Antes de sair por aí incendiando pizzas (como eu fiz com a belezinha acima), treine um pouco com seu maçarico. O botão que regula a chama não tem a maior precisão do mundo: um milímetro a mais e você tem uma labareda. Pratique com um pão velho ou uma batata até se julgar apto para pilotar o fogo. No primeiro uso para valer, sugiro que você programe uma refeição solitária ou com alguém muito íntimo.
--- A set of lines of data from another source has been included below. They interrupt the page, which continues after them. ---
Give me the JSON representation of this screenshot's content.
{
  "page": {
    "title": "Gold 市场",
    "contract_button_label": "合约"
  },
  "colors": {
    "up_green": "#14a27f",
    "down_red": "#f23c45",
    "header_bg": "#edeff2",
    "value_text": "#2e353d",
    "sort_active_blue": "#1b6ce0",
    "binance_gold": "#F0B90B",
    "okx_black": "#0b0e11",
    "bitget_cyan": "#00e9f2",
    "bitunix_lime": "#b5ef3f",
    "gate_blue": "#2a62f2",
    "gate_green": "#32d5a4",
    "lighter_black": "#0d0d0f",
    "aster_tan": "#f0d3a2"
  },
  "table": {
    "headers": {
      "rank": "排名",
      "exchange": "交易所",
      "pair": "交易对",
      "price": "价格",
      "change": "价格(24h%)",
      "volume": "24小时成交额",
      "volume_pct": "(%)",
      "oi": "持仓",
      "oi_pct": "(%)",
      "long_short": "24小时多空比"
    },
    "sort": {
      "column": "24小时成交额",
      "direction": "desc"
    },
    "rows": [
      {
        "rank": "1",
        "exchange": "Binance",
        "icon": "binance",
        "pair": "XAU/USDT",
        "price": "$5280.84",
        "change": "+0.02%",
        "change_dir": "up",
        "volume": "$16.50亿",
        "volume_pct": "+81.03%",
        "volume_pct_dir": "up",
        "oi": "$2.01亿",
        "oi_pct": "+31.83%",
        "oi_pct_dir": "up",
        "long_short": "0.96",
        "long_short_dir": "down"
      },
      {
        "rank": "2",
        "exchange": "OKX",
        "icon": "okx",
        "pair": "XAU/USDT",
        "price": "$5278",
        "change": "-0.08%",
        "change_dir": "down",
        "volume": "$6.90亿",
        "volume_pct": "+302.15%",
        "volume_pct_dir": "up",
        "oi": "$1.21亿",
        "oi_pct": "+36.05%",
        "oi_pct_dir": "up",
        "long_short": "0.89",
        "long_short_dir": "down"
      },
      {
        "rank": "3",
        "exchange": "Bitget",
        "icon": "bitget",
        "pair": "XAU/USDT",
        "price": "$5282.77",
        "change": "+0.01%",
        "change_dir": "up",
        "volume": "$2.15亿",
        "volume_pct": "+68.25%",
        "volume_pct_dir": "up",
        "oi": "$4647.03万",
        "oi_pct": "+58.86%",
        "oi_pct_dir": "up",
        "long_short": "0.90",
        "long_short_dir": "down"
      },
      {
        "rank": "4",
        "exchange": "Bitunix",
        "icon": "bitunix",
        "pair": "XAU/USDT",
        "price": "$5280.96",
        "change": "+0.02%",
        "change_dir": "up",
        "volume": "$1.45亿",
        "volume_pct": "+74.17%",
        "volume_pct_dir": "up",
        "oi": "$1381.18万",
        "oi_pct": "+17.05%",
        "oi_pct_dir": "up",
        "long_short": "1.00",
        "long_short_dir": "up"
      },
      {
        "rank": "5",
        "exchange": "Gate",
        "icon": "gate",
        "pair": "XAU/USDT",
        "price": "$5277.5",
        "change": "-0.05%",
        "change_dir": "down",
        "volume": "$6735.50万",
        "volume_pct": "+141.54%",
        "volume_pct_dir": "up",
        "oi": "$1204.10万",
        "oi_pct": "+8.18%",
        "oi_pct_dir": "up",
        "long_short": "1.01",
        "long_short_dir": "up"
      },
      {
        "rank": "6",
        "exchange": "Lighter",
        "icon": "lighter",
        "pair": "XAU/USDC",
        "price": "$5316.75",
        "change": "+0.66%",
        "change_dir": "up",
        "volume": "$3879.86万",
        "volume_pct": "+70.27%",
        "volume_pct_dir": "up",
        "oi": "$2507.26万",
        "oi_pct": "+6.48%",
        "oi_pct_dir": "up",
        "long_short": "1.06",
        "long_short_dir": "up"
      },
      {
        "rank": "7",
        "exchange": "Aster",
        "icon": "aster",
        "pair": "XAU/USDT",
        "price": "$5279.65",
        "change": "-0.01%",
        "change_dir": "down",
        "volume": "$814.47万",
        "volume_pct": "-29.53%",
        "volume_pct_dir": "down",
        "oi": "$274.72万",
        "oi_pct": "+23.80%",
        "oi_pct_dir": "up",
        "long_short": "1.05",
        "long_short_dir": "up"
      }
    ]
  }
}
A chance de algo sair errado não é pequena.

Então vamos lá.

O preparo da pizza com maçarico começa igualzinho ao da pizza de frigideira sem show de fogos. Você aquece a frigideira e o forno, abre a massa e tosta a parte de baixo (com molho, não se esqueça) por um minuto.

Então você transfere a pizza para um prato ou forma de diâmetro maior que o da frigideira: as laterais altas da panela atrapalham na hora de maçaricar o ladinho da borda.

Acenda o maçarico e regule a chama num tamanho entre pequena e média – quando ela deixa de parecer um foguinho de isqueiro e começa a fazer barulho. Comece pela borda, para formar o corniccione. Passe a chama ao redor da pizza inteira, até que toda a beirada esteja levemente chamuscada. Pegue leve, pois vamos passar uma segunda demão de fogo nessa borda.

Aí passe para o molho. A chama deve cozinhar e desidratar o tomate. Desligue o maçarico, limpe o suor da testa e vá para o recheio. Não exagere na cobertura. O preço do descontrole pode ser uma pizza que é, ao mesmo tempo, malcozida e queimada. O processo demora um pouquinho, relaxe.

Trabalhe em camadas. Se tiver mozarela, coloque-a primeiro. Derreta o queijo com calma, sem queimar muito. Caso queira incrementar a cobertura com outros ingredientes – linguiça e/ou cebola, por exemplo –, adicione-os nesta etapa. Quando a pizza estiver totalmente montada, chamusque toda a cobertura por igual e termine de maçaricar a borda – agora sem piedade.

Leve a pizza ao forno por três minutos e sirva.

Viu como é fácil?

Como bônus, logo abaixo tem a receita de uma pizza margherita individual. Se você achou tudo muito idiota e complicado, tome isto: é uma receita de pizza de pão italiano (vulgo brusqueta) que eu costumo fazer quando tenho mais preguiça que o normal.

Ingredientes

1 tomate maduro

Sal e orégano a gosto

1 bola média de mozarela de búfala

Algumas folhas de manjericão

Azeite extravirgem a gosto

Modo de fazer

  1. Prepare a massa. Quando ela estiver crescida, aqueça o forno na temperatura máxima (espere pelo menos meia hora).

  2. Faça o molho: rale o tomate num ralador manual (furos grandes) e tempere com orégano e sal.

  3. Aqueça uma frigideira pequena em fogo alto. Separe um pedaço de massa com o tamanho de uma bola de tênis. Espalhe farinha na superfície de trabalho e abra um círculo com as mãos ou com um rolo.

  4. Coloque o disco de pizza na frigideira quente. Aplique imediatamente o molho de tomate, deixando livre uma faixa de 1 cm na borda. Desligue o fogo depois de 1 minuto.

  5. Num prato ou assadeira, passe o maçarico sobre a pizza: primeiro na borda, depois no recheio e novamente na borda.

  6. Leve a pizza ao forno por 3 minutos. Retire do forno, adicione o manjericão e sirva com azeite.